DSM-IV and its predecessors2 represent a unique approach to diagnosis by a professional field. No other sphere of health care has created such an extensive compendium of all of its disorders with explicit diagnostic criteria. The World Health Organizations International Classification of Diseases (10th edition, 1992) is a valuable compendium of all diseases. Its mental health categories are expanded upon in DSM-IV. The International Classification of Diseases (ICD) is the official classification for mortality and morbidity statistics for all signatories to the U.N. Charter establishing the World Health Organization. ICD-9CM (9th edition, Clinical Modification, 1991) is still the official classification for the Health Care Financing Administration.

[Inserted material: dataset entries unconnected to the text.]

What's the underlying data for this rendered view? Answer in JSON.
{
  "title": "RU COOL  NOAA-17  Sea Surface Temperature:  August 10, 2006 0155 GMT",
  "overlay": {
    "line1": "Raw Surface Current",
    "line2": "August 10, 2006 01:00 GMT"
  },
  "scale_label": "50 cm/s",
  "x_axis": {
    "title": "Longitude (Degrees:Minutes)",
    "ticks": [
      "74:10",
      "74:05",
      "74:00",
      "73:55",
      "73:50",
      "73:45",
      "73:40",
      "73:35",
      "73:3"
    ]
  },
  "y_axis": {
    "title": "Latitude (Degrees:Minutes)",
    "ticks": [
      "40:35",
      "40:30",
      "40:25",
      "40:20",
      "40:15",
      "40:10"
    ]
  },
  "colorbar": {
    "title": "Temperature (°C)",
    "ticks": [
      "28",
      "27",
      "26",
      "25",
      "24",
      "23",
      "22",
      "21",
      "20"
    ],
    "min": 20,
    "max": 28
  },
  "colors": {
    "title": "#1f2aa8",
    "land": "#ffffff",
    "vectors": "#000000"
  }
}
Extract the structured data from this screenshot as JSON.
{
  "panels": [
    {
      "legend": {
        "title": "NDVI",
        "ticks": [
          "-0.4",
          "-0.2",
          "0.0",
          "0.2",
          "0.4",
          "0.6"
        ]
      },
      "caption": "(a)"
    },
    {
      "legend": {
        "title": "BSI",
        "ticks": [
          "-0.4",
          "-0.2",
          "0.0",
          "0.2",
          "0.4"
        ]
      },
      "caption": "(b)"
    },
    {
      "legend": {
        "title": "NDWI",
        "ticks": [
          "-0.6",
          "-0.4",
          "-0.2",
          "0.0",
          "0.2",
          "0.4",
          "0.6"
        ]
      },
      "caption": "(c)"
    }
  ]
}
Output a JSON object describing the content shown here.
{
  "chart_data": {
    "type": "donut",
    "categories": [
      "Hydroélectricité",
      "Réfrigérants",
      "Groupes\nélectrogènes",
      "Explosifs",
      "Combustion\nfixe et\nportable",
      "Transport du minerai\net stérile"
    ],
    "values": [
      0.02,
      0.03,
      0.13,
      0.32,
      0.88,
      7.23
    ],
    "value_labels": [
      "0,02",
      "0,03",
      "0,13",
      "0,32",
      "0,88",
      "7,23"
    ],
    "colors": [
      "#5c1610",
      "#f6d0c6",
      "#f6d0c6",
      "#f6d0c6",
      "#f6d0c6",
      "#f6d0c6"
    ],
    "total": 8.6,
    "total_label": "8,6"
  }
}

Knowledge about diagnosis continues to evolve. Evolution in the diagnosis of mental disorders generally reflects greater understanding of disorders as well as the influence of social norms. Years ago, for instance, addiction to tobacco was not viewed as a disorder, but today it falls under the category of Substance-Related Disorders. Although DSM-IV strives to cover all populations, it is not without limitations. The difficulties encountered in diagnosing mental disorders in children, older persons, and racial and ethnic minority groups are discussed later in this chapter and throughout this report. Diagnosis rests on clinician judgment about whether clients symptom patterns and impairments of functioning meet diagnostic criteria. Cultural differences in emotional expression and social behavior can be misinterpreted as impaired if clinicians are not sensitive to the cultural context and meaning of exhibited symptoms, a topic discussed later in this chapter in Overview of Cultural Diversity and Mental Health Services.
2 DSM-I (American Psychiatric Association, 1952), DSM-II (American Psychiatric Association, 1968), DSM-III (American Psychiatric Association, 1979), and DSM-III-R (American Psychiatric Association, 1987).
3 Although addictive disorders are included as mental disorders in the DSM classification system, the ECA and NCS distinguish between addictive disorders and (all other) mental disorders. Epidemiologic data in this report follow that convention.
4 The term serious emotional disturbance is used in a variety of Federal statutes in reference to children under the age of 18 with a diagnosable mental health problem that severely disrupts their ability to function socially, academically, and emotionally. The term does not signify any particular diagnosis; rather, it is a legal term that triggers a host of mandated services to meet the needs of these children.